Do tego czasu nie podejmuję się oceny siebie, a już zupełnie w odniesieniu do innych. Ja robię swoje.
[quote="Cejloniara") a ja to tak jezzuje i szukam na gryfie dźwięków, że i czasem jakaś fałszywa nuta się trafi (czyli coś nie wyjdzie) :) [/quote]
a mnie się to podoba, bo jak coś nie wyjdzie to tam, właśnie też tam zdarza się odnajdywanie czegoś nowego....Ty Agnieszko masz takie możliwości. Bo to widać jak się Ciebie czyta na przestrzeni tych kilku lat.
A co do karawany.... no cóż, niektórzy przecież im bardziej poznają ludzi, tym bardziej kochają psy, rozumiem, że to miał być komplement :-) mnie się też takie zdarzają po piwku!
W piątek startuje rajd konny. Do tego czasu mamy więc trzy dni treningowe dla Adiutanta i wtedy kończę PODJEŻDŻANIE konia. Po powrocie zaczynam DOJEŻDŻANIE.
I teraz kilka słów podsumowania pierwszego roku szkolenia - co się udało, co nie i dlaczego.
Co się udało.
Wszystkie elementy ujeżdżeniowe zostały wykonane. Adiutant umie wykonać wszystkie zakładane figury. W tej chwili umie zrobić zmianę tempa w stępie, wolty w stępie, trawers, zwroty na przodzie, zwroty na zadzie, cofanie, ruszanie stępem skróconym i marszowym (roboczym), zaczyna się podstawiać, wolty (w stępie 3 metry, w kłusie około 6 m., w galopie w granicach 9); w kłusie robi zmiany tempa, zatrzymanie do stój i ruszenie ze stój kłusem; w galopie galop skrócony i galop roboczy oraz zmiany tempa w galopie, wolty, zagalopowania na prostej z kłusa i ze stępa na żądaną nogę oraz przejścia z galopu do stępa oraz skoki z galopu na poziomie 70 cm pionowo oraz rowy 2 m.
Co się nie udało
Nie udała się nauka kładzenia oraz nauka pływania.
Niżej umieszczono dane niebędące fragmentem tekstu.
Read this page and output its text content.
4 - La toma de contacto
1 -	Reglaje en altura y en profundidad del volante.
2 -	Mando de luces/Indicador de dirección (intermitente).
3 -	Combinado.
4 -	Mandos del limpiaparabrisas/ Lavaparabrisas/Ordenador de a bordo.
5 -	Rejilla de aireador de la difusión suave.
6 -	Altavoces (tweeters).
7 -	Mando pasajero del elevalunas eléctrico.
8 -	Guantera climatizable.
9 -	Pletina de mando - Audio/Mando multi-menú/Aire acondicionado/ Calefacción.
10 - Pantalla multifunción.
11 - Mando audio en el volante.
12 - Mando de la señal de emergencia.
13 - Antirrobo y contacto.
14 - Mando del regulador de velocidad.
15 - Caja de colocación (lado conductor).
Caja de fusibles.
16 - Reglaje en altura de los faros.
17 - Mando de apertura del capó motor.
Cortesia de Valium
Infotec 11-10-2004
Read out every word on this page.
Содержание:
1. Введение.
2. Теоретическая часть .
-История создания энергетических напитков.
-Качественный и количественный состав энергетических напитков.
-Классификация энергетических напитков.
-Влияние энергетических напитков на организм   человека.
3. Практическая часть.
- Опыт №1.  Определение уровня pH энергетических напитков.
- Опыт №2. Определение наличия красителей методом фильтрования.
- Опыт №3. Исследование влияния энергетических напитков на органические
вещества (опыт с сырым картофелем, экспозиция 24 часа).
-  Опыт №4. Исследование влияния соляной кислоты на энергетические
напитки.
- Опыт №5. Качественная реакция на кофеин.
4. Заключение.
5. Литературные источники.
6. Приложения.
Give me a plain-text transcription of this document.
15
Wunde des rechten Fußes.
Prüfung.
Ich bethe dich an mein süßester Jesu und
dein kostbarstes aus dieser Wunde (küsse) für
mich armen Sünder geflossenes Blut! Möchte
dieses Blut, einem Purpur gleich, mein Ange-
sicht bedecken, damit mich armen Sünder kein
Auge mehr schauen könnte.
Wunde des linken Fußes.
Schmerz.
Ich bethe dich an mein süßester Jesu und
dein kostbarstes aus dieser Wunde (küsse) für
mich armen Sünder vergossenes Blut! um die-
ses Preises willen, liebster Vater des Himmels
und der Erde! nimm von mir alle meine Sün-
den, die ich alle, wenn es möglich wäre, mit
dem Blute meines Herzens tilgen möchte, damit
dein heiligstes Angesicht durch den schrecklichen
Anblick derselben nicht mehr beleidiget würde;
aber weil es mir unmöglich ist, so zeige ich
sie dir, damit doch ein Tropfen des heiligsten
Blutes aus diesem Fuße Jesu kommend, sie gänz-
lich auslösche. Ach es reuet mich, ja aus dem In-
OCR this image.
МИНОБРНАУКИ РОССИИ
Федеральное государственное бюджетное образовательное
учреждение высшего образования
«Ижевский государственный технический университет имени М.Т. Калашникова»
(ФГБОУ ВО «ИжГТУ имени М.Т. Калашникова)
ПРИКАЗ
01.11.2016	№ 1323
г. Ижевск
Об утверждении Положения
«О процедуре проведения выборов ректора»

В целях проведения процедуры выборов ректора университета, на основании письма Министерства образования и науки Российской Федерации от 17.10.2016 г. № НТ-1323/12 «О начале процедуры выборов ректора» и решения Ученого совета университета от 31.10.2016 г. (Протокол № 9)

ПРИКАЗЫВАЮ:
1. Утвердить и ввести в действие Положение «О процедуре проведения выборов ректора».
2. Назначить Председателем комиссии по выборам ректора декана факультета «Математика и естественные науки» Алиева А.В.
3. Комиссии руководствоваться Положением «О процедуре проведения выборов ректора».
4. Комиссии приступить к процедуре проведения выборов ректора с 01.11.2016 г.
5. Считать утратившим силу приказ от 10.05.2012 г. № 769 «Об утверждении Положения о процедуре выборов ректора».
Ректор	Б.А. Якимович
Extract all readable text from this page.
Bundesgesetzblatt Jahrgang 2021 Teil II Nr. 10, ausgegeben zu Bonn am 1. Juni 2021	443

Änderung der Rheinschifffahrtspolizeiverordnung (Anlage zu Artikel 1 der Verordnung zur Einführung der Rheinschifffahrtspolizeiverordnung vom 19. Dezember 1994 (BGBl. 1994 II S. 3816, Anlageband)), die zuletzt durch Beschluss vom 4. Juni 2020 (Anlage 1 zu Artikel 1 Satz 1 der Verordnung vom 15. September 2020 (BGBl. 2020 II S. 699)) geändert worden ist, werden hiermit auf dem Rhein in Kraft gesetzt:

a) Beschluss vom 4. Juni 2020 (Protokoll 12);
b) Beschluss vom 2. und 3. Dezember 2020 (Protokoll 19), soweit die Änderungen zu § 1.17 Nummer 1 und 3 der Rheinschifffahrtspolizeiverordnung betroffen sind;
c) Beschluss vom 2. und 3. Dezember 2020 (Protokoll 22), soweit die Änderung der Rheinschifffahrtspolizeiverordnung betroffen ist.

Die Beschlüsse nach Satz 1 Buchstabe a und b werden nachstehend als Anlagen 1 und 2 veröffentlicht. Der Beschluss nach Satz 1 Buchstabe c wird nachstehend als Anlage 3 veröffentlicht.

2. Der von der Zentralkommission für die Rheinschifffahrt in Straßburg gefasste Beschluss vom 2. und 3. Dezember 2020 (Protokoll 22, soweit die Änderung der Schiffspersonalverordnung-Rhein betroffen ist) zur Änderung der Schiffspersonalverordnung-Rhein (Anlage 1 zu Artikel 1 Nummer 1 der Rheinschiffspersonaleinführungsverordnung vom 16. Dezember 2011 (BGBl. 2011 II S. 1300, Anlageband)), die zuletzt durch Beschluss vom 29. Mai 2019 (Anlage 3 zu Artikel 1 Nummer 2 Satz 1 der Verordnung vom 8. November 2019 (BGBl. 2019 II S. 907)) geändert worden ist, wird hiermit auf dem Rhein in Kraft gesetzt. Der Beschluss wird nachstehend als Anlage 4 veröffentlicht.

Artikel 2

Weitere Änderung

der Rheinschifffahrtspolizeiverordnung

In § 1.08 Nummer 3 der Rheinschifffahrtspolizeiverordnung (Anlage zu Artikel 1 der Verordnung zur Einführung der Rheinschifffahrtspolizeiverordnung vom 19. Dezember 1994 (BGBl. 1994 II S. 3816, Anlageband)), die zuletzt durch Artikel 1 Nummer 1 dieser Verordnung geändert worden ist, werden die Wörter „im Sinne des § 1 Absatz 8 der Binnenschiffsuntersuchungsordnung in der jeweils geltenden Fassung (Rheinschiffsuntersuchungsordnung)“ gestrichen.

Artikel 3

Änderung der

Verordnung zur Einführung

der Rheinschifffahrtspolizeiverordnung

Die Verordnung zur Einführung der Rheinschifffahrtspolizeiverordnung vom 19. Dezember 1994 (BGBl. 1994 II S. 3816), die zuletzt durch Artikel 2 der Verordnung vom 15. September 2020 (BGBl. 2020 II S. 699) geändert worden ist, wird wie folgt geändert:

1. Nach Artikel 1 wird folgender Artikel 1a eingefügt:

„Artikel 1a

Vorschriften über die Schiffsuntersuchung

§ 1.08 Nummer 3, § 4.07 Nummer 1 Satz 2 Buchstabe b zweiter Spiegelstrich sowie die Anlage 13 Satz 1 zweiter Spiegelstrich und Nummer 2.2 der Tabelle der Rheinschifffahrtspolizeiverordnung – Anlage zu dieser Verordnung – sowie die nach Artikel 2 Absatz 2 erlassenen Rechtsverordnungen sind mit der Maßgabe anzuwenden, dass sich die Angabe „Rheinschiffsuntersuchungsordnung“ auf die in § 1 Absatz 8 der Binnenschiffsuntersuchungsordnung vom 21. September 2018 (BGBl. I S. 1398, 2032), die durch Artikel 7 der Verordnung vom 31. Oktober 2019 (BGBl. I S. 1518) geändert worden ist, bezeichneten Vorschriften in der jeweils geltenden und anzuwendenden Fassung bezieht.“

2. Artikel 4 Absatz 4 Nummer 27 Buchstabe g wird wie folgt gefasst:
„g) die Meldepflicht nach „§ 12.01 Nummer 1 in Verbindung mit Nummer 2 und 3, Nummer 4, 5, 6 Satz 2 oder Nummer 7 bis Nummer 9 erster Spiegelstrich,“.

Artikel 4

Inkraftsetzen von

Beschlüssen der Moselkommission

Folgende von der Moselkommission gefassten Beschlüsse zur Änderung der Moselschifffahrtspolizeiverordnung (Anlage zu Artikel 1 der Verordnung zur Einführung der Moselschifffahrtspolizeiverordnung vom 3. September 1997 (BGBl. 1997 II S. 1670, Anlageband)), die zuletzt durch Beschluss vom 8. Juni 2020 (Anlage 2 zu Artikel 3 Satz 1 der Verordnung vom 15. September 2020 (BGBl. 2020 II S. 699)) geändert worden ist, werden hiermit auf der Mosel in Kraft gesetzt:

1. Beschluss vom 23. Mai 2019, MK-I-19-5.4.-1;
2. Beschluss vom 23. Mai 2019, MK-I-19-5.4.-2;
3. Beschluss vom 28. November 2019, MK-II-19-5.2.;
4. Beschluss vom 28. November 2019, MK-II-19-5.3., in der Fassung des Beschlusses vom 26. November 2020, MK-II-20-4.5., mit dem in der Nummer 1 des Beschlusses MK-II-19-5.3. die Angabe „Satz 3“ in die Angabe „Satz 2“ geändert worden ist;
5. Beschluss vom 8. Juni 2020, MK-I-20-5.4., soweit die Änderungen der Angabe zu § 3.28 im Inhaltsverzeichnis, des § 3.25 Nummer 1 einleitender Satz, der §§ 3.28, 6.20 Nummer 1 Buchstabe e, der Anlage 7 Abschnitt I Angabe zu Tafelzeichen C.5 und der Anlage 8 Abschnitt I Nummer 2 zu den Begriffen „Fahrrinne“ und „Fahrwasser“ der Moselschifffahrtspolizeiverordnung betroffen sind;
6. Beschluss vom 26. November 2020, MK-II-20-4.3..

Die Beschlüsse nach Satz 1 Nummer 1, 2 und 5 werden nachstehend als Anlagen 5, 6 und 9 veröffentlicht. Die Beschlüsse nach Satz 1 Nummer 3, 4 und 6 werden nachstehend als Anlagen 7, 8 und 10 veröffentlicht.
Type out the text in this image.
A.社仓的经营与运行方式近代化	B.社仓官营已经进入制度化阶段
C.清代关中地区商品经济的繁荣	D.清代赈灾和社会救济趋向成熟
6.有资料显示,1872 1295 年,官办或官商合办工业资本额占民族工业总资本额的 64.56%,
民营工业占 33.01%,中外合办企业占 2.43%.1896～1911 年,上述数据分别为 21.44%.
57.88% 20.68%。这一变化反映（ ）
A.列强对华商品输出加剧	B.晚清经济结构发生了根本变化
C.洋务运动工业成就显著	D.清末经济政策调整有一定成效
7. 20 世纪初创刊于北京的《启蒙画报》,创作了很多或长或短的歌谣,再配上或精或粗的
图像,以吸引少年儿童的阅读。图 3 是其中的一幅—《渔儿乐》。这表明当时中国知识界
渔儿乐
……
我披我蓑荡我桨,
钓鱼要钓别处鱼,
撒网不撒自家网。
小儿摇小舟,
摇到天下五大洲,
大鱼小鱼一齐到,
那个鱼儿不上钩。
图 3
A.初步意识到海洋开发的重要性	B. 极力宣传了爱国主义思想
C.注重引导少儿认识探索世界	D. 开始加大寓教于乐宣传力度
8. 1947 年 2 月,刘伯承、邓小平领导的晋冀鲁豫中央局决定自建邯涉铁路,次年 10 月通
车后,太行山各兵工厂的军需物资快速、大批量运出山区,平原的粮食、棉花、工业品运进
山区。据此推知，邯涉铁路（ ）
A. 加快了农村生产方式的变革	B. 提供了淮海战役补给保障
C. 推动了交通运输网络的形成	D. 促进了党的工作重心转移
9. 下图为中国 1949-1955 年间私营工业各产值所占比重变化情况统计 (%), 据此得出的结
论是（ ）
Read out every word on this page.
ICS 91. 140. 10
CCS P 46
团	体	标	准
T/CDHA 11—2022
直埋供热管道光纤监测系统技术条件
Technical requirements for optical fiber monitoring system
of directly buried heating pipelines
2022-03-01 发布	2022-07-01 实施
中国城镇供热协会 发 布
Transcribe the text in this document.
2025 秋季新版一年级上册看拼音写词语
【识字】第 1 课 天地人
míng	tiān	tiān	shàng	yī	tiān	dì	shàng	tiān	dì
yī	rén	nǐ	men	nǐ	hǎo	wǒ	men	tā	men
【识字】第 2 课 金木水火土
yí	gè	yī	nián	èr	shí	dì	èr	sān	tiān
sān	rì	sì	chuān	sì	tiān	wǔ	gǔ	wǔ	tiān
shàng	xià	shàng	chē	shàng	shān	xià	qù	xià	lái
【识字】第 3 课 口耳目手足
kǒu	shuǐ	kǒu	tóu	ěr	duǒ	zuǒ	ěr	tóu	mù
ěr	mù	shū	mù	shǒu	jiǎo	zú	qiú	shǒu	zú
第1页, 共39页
Oba te ćwiczenia zostały przeze mnie zaniechane i przełożone na przyszły rok z uwagi na operację jaką przeszedł Adiutant. Priorytetem było gojenie się ran.
Odstępstwa od regulaminu
Przy normalnym treningu, poziom na którym w tej chwili jest Adiutant osiągnąłby pod koniec lipca. Okres 1 miesiąca, był zarezerwowany dla powtórki wszystkich ćwiczeń, ale na munsztuku. Ponieważ Adiutant nie będzie miał tego urządzenia w pysku, więc i ten okres jest zbędny. Sygnalizuję jednak, że po zakończeniu etapu treningowego na którym jest teraz Adiutant, Instrukcja przewidywała wprowadzenie munsztuku.
Nim dojdzie do następnego etapu treningowego muszę dokończyć pierwszy rok szkolenia w którym zostały trzy treningi.
Dzisiaj ujeżdżenie. Plan pracy na dziś wygląda następująco:
1. Czyszczenie na dworze oraz siodłanie;
2. wsiadanie i stęp 10' na luźnej wodzy;
3. kłus 5' na delikatnym kontakcie, po liniach prostych i łagodnych łukach;
4. stęp 5' i wolty 2 m. W trakcie stępa ćwiczenia poprawnego zatrzymania, nieruchomość 10 sekund (udoskonalenie stania w miejscu), a następnie ruszenie stępem skróconym;
5. zagalopowania na prawo zwykła zmiana nogi po przekątnej (w kłusie pozostaje na przestrzeni do 6 kroków), dalej galop, a następnie zwykła zmiana nogi na prawą. Przewidywany czas - 3';
6. chwila stępa (do uspokojenia oddechu) i kłus 5' na kontakcie oraz jazda serpentyną po całym dostępnym placu. Zakręty i wolty o średnicy około 5 m;
7. chwilę stępa na luźnej wodzy a następnie dodanie i skrócenie w stępie, a po ich wykonaniu (przerwa między ćwiczeniami polega na odłożeniu na chwilę wodzy) trawersy na obie strony - 5';
8. galop skrócony ze stępa oraz wolty o średnicy 9 metrów na obie strony (po dwa razy na każdą stronę z przerwami oddechowymi). W trakcie galopu cztery przejścia do stępa. Przewidywany czas do 5';
9. ćwiczenia w dodawaniu kłusa po 200 m. - 4';
10. po wyrównaniu tempa i przerwie oddechowej, ćwiczenia w przejściach z kłusa do stój i ze stój do kłusa - 5';
11. cofanie, cztery kroki (x2)- 2';
12. zwroty na zadzie - 2';
12. chwilę stępem na kontakcie, zsiadanie i prowadzenie konia w ręku - 10';
13. rozsiodłanie;
14. pielęgnacja oraz powrót na pastwisko.
No cóż... Wszystko wyszło... Wiem, nieprawdopodobne, ale cóż mam powiedzieć, czepiać się konia nie będę. Chłopak robi swoje.